An antiques expert was left shaking after an "extraordinary" student's notebook offering a contemporary scholarly critique of Shakespeare's work was valued at upwards of £30,000 (NZ$50,000).
The tiny book, bound inside an old piece of music, is thought to have been owned by antiquarian, traveller and philologist John Loveday, of Caversham, who amassed a library of 2500 volumes, according to the Daily Mail.
The book, entitled Shakespeare: Comedies and Tragedies, was brought in by Loveday's five-times grandson, who found it in his mother's belongings and believes it was once kept in his ancestor's library.
It was shown to manuscripts specialist Matthew Haley on the BBC's Antiques Roadshow on Sunday — leaving the expert "trembling".

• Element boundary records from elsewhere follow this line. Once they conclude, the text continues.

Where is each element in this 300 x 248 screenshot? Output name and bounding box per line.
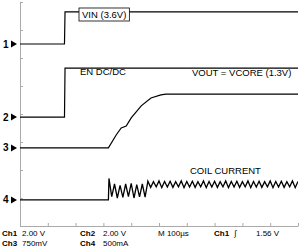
channel-number: 1 [3, 39, 9, 50]
x-tick-mark [242, 223, 243, 226]
x-tick-mark [76, 223, 77, 226]
readout-scale: 2.00 V [22, 229, 46, 238]
x-tick [270, 223, 271, 226]
x-tick [103, 223, 104, 226]
x-axis-line [21, 226, 299, 227]
x-tick [159, 223, 160, 226]
x-tick [215, 223, 216, 226]
readout-scale: 2.00 V [103, 229, 127, 238]
x-tick [242, 223, 243, 226]
readout-scale: 750mV [22, 239, 48, 248]
trigger-source: Ch1 [214, 229, 230, 238]
x-tick-mark [48, 223, 49, 226]
y-tick [20, 58, 23, 59]
channel-number: 4 [3, 194, 9, 205]
x-tick [187, 223, 188, 226]
x-tick-mark [131, 223, 132, 226]
y-tick [20, 86, 23, 87]
ground-marker [11, 196, 17, 203]
x-tick-mark [298, 223, 299, 226]
trace-label: VOUT = VCORE (1.3V) [192, 67, 291, 78]
y-axis [20, 3, 23, 227]
y-tick-mark [20, 142, 23, 143]
ground-marker [11, 114, 17, 121]
channel-number: 3 [3, 142, 9, 153]
traces [20, 12, 298, 200]
y-tick [20, 170, 23, 171]
label-box [79, 8, 129, 21]
y-tick [20, 2, 23, 3]
scope-chart: 1 2 3 4 VIN (3.6V) EN DC/DC VOUT = VCORE (1.3V… [0, 0, 300, 248]
trace-label: EN DC/DC [80, 66, 126, 77]
y-tick [20, 30, 23, 31]
readout-channel: Ch2 [80, 229, 96, 238]
trace [20, 178, 298, 200]
x-tick-mark [159, 223, 160, 226]
readout: Ch1 2.00 V Ch2 2.00 V Ch3 750mV Ch4 500mA M 100µ… [2, 229, 280, 248]
x-tick [298, 223, 299, 226]
readout-channel: Ch4 [80, 239, 96, 248]
trace [20, 94, 298, 148]
readout-timebase: M 100µs [158, 229, 189, 238]
y-tick [20, 114, 23, 115]
x-tick-mark [270, 223, 271, 226]
channel-markers: 1 2 3 4 [3, 39, 17, 206]
x-tick [76, 223, 77, 226]
channel-number: 2 [3, 112, 9, 123]
y-tick [20, 142, 23, 143]
y-tick-mark [20, 30, 23, 31]
readout-channel: Ch1 [2, 229, 18, 238]
y-tick [20, 226, 23, 227]
readout-scale: 500mA [103, 239, 129, 248]
x-tick [48, 223, 49, 226]
y-tick-mark [20, 2, 23, 3]
trace-label: VIN (3.6V) [82, 9, 126, 20]
trace-label: COIL CURRENT [190, 165, 261, 176]
x-tick [131, 223, 132, 226]
x-tick-mark [215, 223, 216, 226]
y-tick-mark [20, 114, 23, 115]
y-tick-mark [20, 86, 23, 87]
trigger-symbol: ∫ [233, 229, 237, 238]
ground-marker [11, 144, 17, 151]
y-tick-mark [20, 198, 23, 199]
x-tick-mark [187, 223, 188, 226]
trace [20, 12, 298, 44]
y-tick-mark [20, 58, 23, 59]
trigger-level: 1.56 V [256, 229, 280, 238]
y-tick-mark [20, 170, 23, 171]
x-tick-mark [103, 223, 104, 226]
y-tick-mark [20, 226, 23, 227]
readout-channel: Ch3 [2, 239, 18, 248]
trace-labels: VIN (3.6V) EN DC/DC VOUT = VCORE (1.3V) COI… [79, 8, 291, 176]
x-axis [21, 223, 299, 227]
y-tick [20, 198, 23, 199]
ground-marker [11, 41, 17, 48]
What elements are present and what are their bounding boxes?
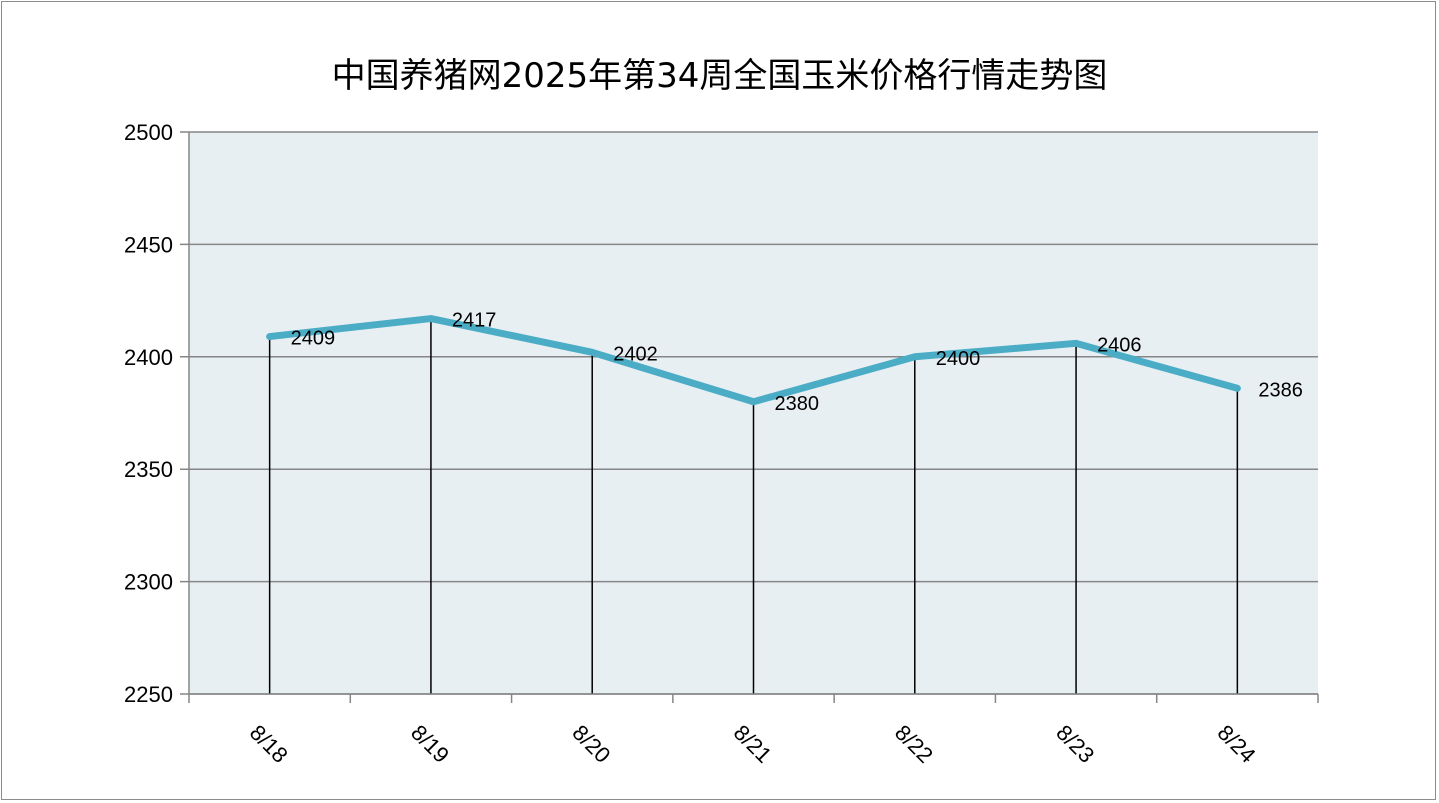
data-label: 2409 [291,328,336,350]
y-axis-ticks: 2250 2300 2350 2400 2450 2500 [124,120,173,707]
x-tick-label: 8/23 [1051,720,1099,768]
data-label: 2417 [452,310,497,332]
x-tick-label: 8/21 [729,720,777,768]
x-axis-ticks: 8/18 8/19 8/20 8/21 8/22 8/23 8/24 [245,720,1261,768]
y-tick-label: 2250 [124,682,173,707]
x-tick-label: 8/20 [567,720,615,768]
x-tick-label: 8/18 [245,720,293,768]
x-tick-label: 8/22 [890,720,938,768]
y-tick-label: 2350 [124,457,173,482]
data-label: 2380 [775,393,820,415]
drop-lines [268,318,1239,694]
x-tick-label: 8/19 [406,720,454,768]
x-tick-label: 8/24 [1213,720,1261,768]
series-line [266,315,1241,406]
data-label: 2386 [1258,379,1303,401]
data-label: 2400 [936,348,981,370]
data-labels: 2409 2417 2402 2380 2400 2406 2386 [291,310,1303,415]
y-tick-label: 2400 [124,345,173,370]
data-label: 2402 [613,343,658,365]
axes [188,132,1319,703]
y-tick-label: 2300 [124,570,173,595]
y-tick-label: 2450 [124,232,173,257]
chart-title: 中国养猪网2025年第34周全国玉米价格行情走势图 [331,56,1108,96]
y-tick-label: 2500 [124,120,173,145]
series-group [266,315,1241,406]
data-label: 2406 [1097,334,1142,356]
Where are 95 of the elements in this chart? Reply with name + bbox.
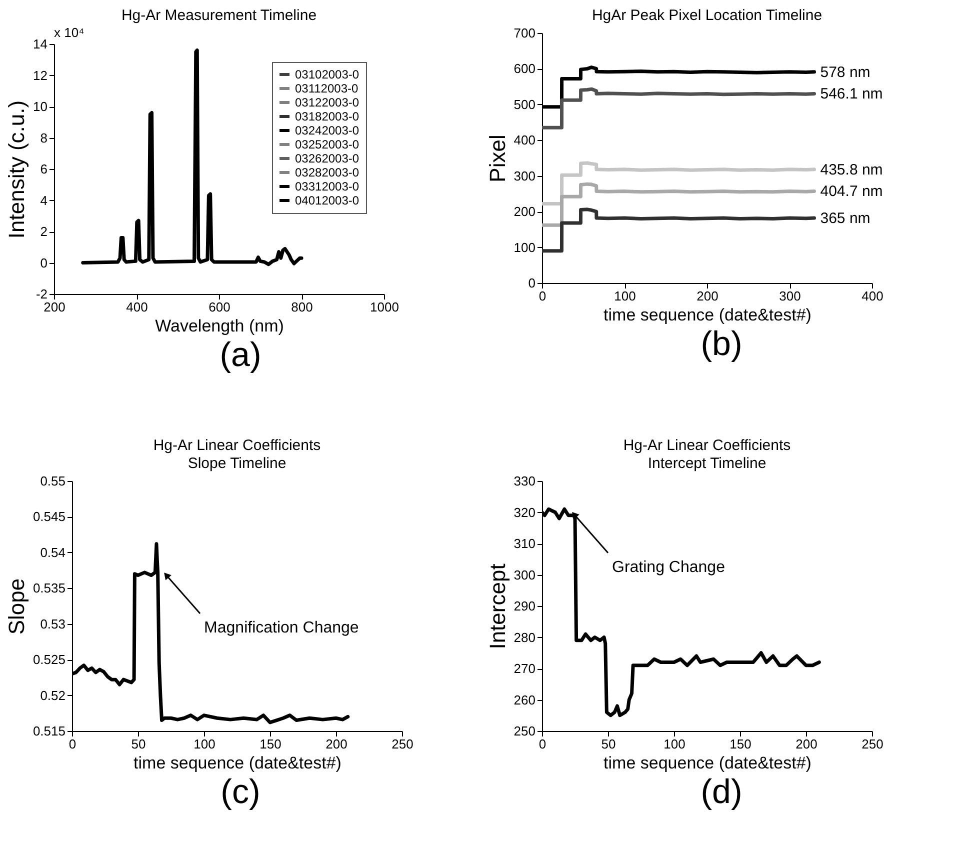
y-tick-label: 0.54 (40, 544, 66, 560)
x-axis-title: time sequence (date&test#) (134, 754, 342, 772)
x-tick-label: 200 (326, 736, 348, 752)
y-tick-label: 6 (40, 162, 48, 176)
x-tick-label: 150 (730, 736, 752, 752)
legend-label: 03262003-0 (295, 152, 360, 166)
text: (c) (220, 773, 262, 812)
legend-label: 03112003-0 (295, 82, 358, 96)
line-series (542, 182, 816, 227)
line-series (542, 161, 816, 206)
y-tick-label: 12 (33, 68, 48, 83)
y-tick-label: 10 (33, 99, 48, 114)
series-label: 404.7 nm (820, 183, 883, 200)
series-label: 365 nm (820, 210, 870, 227)
annotation: Magnification Change (204, 620, 359, 636)
y-tick-label: 4 (40, 192, 48, 208)
legend-label: 03102003-0 (295, 68, 360, 82)
chart-title: HgAr Peak Pixel Location Timeline (592, 7, 822, 24)
x-tick-label: 100 (614, 288, 636, 304)
legend-label: 03282003-0 (295, 166, 360, 180)
series-label: 435.8 nm (820, 161, 883, 178)
y-tick-label: 310 (514, 536, 536, 551)
y-tick-label: 200 (514, 204, 536, 220)
y-tick-label: 600 (514, 61, 536, 76)
y-tick-label: 320 (514, 504, 536, 520)
x-tick-label: 0 (538, 736, 546, 752)
y-axis-title: Slope (4, 578, 29, 635)
y-tick-label: 400 (514, 132, 536, 148)
y-axis-title: Pixel (484, 134, 510, 182)
x-tick-label: 100 (194, 736, 216, 752)
y-axis-title: Intensity (c.u.) (4, 100, 30, 239)
x-tick-label: 0 (538, 288, 546, 304)
y-tick-label: 0.545 (32, 509, 66, 524)
text: x 10⁴ (54, 25, 84, 40)
y-tick-label: 2 (40, 224, 48, 239)
x-tick-label: 400 (862, 288, 884, 304)
text: (d) (700, 773, 744, 812)
chart-subtitle: Slope Timeline (188, 455, 286, 472)
text: (a) (218, 336, 262, 375)
y-tick-label: 0 (528, 276, 536, 290)
x-tick-label: 300 (779, 288, 801, 304)
y-tick-label: 0.535 (32, 580, 66, 596)
y-tick-label: 300 (514, 168, 536, 184)
x-tick-label: 100 (664, 736, 686, 752)
y-tick-label: 250 (514, 724, 536, 738)
y-tick-label: 100 (514, 240, 536, 255)
chart-title: Hg-Ar Linear Coefficients (623, 437, 791, 454)
series-label: 578 nm (820, 64, 870, 81)
y-tick-label: 260 (514, 692, 536, 708)
chart-subtitle: Intercept Timeline (648, 455, 766, 472)
legend-label: 04012003-0 (295, 194, 360, 208)
y-axis-title: Intercept (484, 564, 510, 650)
y-tick-label: 14 (33, 36, 48, 52)
legend-label: 03182003-0 (295, 110, 360, 124)
y-tick-label: 0.53 (40, 616, 66, 632)
chart-title: Hg-Ar Measurement Timeline (121, 7, 317, 24)
x-axis-title: time sequence (date&test#) (604, 754, 812, 772)
y-tick-label: 0.55 (40, 474, 66, 488)
y-tick-label: 8 (40, 130, 48, 146)
chart-title: Hg-Ar Linear Coefficients (153, 437, 321, 454)
legend-label: 03122003-0 (295, 96, 360, 110)
legend-label: 03252003-0 (295, 138, 360, 152)
x-tick-label: 150 (260, 736, 282, 752)
x-axis-title: time sequence (date&test#) (604, 306, 812, 324)
x-tick-label: 0 (68, 736, 76, 752)
y-tick-label: 500 (514, 96, 536, 112)
x-tick-label: 250 (862, 736, 884, 752)
text: (b) (700, 325, 744, 364)
y-tick-label: 700 (514, 26, 536, 40)
line-series (542, 208, 816, 253)
y-tick-label: 0.515 (32, 724, 66, 738)
x-tick-label: 600 (208, 300, 230, 314)
x-tick-label: 200 (796, 736, 818, 752)
x-axis-title: Wavelength (nm) (155, 316, 284, 336)
x-tick-label: 1000 (370, 300, 399, 314)
line-series (542, 87, 816, 130)
x-tick-label: 50 (131, 736, 146, 752)
series-label: 546.1 nm (820, 86, 883, 103)
y-tick-label: 330 (514, 474, 536, 488)
y-tick-label: 280 (514, 630, 536, 645)
y-tick-label: 0 (40, 255, 48, 270)
annotation: Grating Change (612, 558, 726, 576)
y-tick-label: 0.52 (40, 688, 66, 703)
y-tick-label: 290 (514, 598, 536, 614)
legend-label: 03242003-0 (295, 124, 360, 138)
y-tick-label: 300 (514, 567, 536, 582)
y-tick-label: -2 (36, 286, 48, 302)
y-tick-label: 0.525 (32, 652, 66, 668)
y-tick-label: 270 (514, 661, 536, 676)
x-tick-label: 250 (392, 736, 414, 752)
x-tick-label: 400 (126, 300, 148, 314)
x-tick-label: 200 (696, 288, 718, 304)
legend-label: 03312003-0 (295, 180, 360, 194)
x-tick-label: 800 (291, 300, 313, 314)
x-tick-label: 50 (601, 736, 616, 752)
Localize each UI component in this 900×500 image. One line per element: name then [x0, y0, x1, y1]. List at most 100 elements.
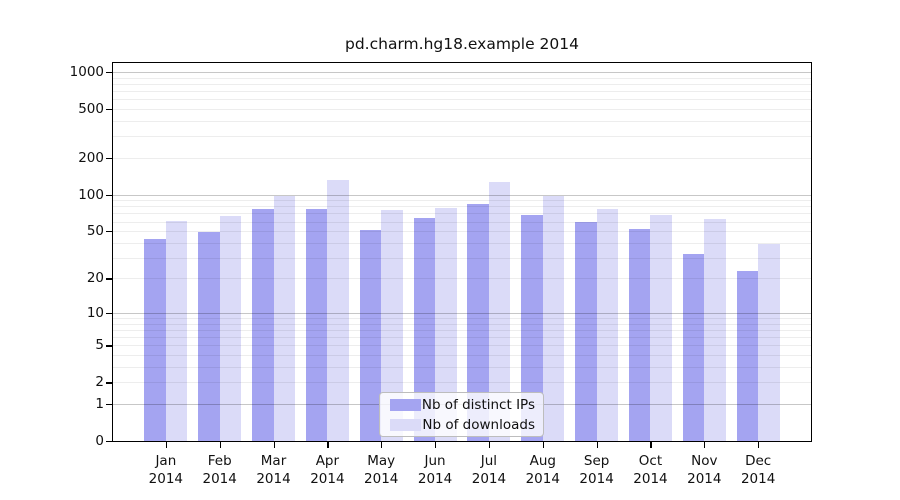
gridline-minor — [112, 231, 812, 233]
y-tick-label: 500 — [78, 101, 104, 118]
bar-distinct-ips — [359, 230, 382, 442]
y-tick-label: 0 — [95, 433, 104, 449]
legend-swatch-downloads — [390, 418, 421, 431]
bar-distinct-ips — [198, 232, 220, 442]
bar-downloads — [650, 215, 672, 442]
y-tick-label: 50 — [86, 223, 104, 240]
bar-downloads — [758, 244, 780, 442]
bar-downloads — [381, 209, 403, 442]
bar-downloads — [219, 215, 242, 442]
x-axis-tick — [650, 442, 652, 448]
x-axis-tick — [273, 442, 275, 448]
gridline-minor — [112, 345, 812, 347]
gridline-minor — [112, 242, 812, 244]
legend-label-downloads: Nb of downloads — [422, 416, 535, 433]
x-tick-label: Jul 2014 — [471, 453, 507, 487]
bar-distinct-ips — [144, 239, 166, 442]
x-axis-tick — [381, 442, 383, 448]
x-tick-label: Aug 2014 — [525, 453, 560, 487]
x-tick-label: Mar 2014 — [256, 453, 291, 487]
gridline-minor — [112, 367, 812, 368]
x-axis-tick — [542, 442, 544, 448]
y-axis-tick — [106, 157, 112, 160]
bar-distinct-ips — [628, 229, 651, 442]
x-tick-label: Dec 2014 — [740, 453, 776, 487]
gridline-minor — [112, 91, 812, 93]
y-axis-tick — [106, 441, 112, 443]
y-tick-label: 1 — [95, 396, 104, 412]
bar-distinct-ips — [736, 271, 759, 442]
bar-distinct-ips — [252, 209, 274, 442]
x-tick-label: May 2014 — [364, 453, 399, 487]
bar-distinct-ips — [682, 254, 705, 442]
gridline-major — [112, 313, 812, 314]
x-tick-label: Jan 2014 — [148, 453, 184, 487]
bar-downloads — [488, 182, 511, 442]
bar-distinct-ips — [521, 215, 543, 442]
gridline-minor — [112, 355, 812, 357]
gridline-minor — [112, 323, 812, 325]
y-axis-tick — [106, 72, 112, 74]
bar-downloads — [542, 195, 565, 442]
legend-swatch-distinct-ips — [390, 398, 421, 411]
bar-distinct-ips — [575, 222, 597, 442]
plot-frame — [112, 62, 812, 442]
y-axis-tick — [106, 404, 112, 406]
bar-downloads — [327, 180, 349, 442]
bar-downloads — [435, 207, 457, 442]
x-axis-tick — [219, 442, 221, 448]
x-axis-tick — [327, 442, 329, 448]
x-tick-label: Nov 2014 — [687, 453, 722, 487]
legend-label-distinct-ips: Nb of distinct IPs — [421, 396, 535, 413]
x-tick-label: Sep 2014 — [579, 453, 614, 487]
bar-downloads — [273, 196, 296, 442]
legend-item-distinct-ips: Nb of distinct IPs — [390, 397, 535, 413]
x-axis-tick — [165, 442, 168, 448]
gridline-minor — [112, 99, 812, 101]
x-axis-tick — [704, 442, 706, 448]
gridline-minor — [112, 213, 812, 215]
gridline-minor — [112, 109, 812, 111]
y-axis-tick — [106, 231, 112, 233]
gridline-minor — [112, 257, 812, 259]
gridline-minor — [112, 206, 812, 208]
gridline-minor — [112, 77, 812, 79]
x-axis-tick — [596, 442, 598, 448]
bar-downloads — [165, 220, 188, 442]
gridline-minor — [112, 337, 812, 339]
gridline-major — [112, 194, 812, 196]
gridline-minor — [112, 278, 812, 280]
bar-distinct-ips — [467, 203, 489, 442]
y-tick-label: 10 — [86, 305, 104, 321]
x-axis-tick — [758, 442, 760, 448]
y-axis-tick — [106, 194, 112, 196]
y-tick-label: 100 — [78, 186, 104, 203]
y-tick-label: 20 — [86, 270, 104, 287]
chart-legend: Nb of distinct IPs Nb of downloads — [379, 392, 544, 437]
x-tick-label: Jun 2014 — [417, 453, 453, 487]
y-tick-label: 1000 — [69, 64, 104, 81]
gridline-minor — [112, 382, 812, 384]
bar-distinct-ips — [305, 209, 328, 442]
gridline-major — [112, 72, 812, 74]
gridline-minor — [112, 136, 812, 138]
y-tick-label: 2 — [95, 374, 104, 391]
gridline-minor — [112, 121, 812, 123]
legend-item-downloads: Nb of downloads — [390, 417, 535, 433]
chart-title: pd.charm.hg18.example 2014 — [345, 35, 579, 53]
y-tick-label: 200 — [78, 149, 104, 166]
gridline-minor — [112, 84, 812, 86]
y-axis-tick — [106, 313, 112, 315]
bar-downloads — [596, 209, 619, 442]
x-tick-label: Oct 2014 — [633, 453, 668, 487]
y-axis-tick — [106, 345, 112, 347]
gridline-minor — [112, 157, 812, 159]
gridline-minor — [112, 318, 812, 320]
gridline-minor — [112, 200, 812, 202]
bar-distinct-ips — [413, 218, 436, 442]
x-axis-tick — [488, 442, 491, 448]
gridline-minor — [112, 330, 812, 331]
y-axis-tick — [106, 278, 112, 280]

Haley gushed that the miniature seventeenth-century pad of "scientific scholarly notes", some of which was written in Latin, was one of the most valuable items he had seen on the programme.
He said: "This is a 17th-century hand, this is somebody making notes in the same century as Shakespeare.
"Anything, really, from the same century as him, about him, is of huge interest."
The manuscript was written in a tiny hand, and Haley said: "It's amazing, it's almost completely illegible, but you can pick out the odd word, and you can pick out phrases that appear in Shakespeare."
Speaking from Caversham Park in Reading, where the episode was filmed, Haley described it as an "extraordinary little object", saying: "There is so much research that can be done on this item, it's absolutely extraordinary. My hands are trembling now, just looking at it.
"He's copying out quotes from various Shakespeare plays. This is incredible. The binding is amazing."
The book is thought to have been carried around in a pocket, and Haley said its value was "enormous". He later admitted he was "knocked for six" by the discovery.
Letters and a postcard by Lord Of The Rings author JRR Tolkien were also valued at up to £15,000.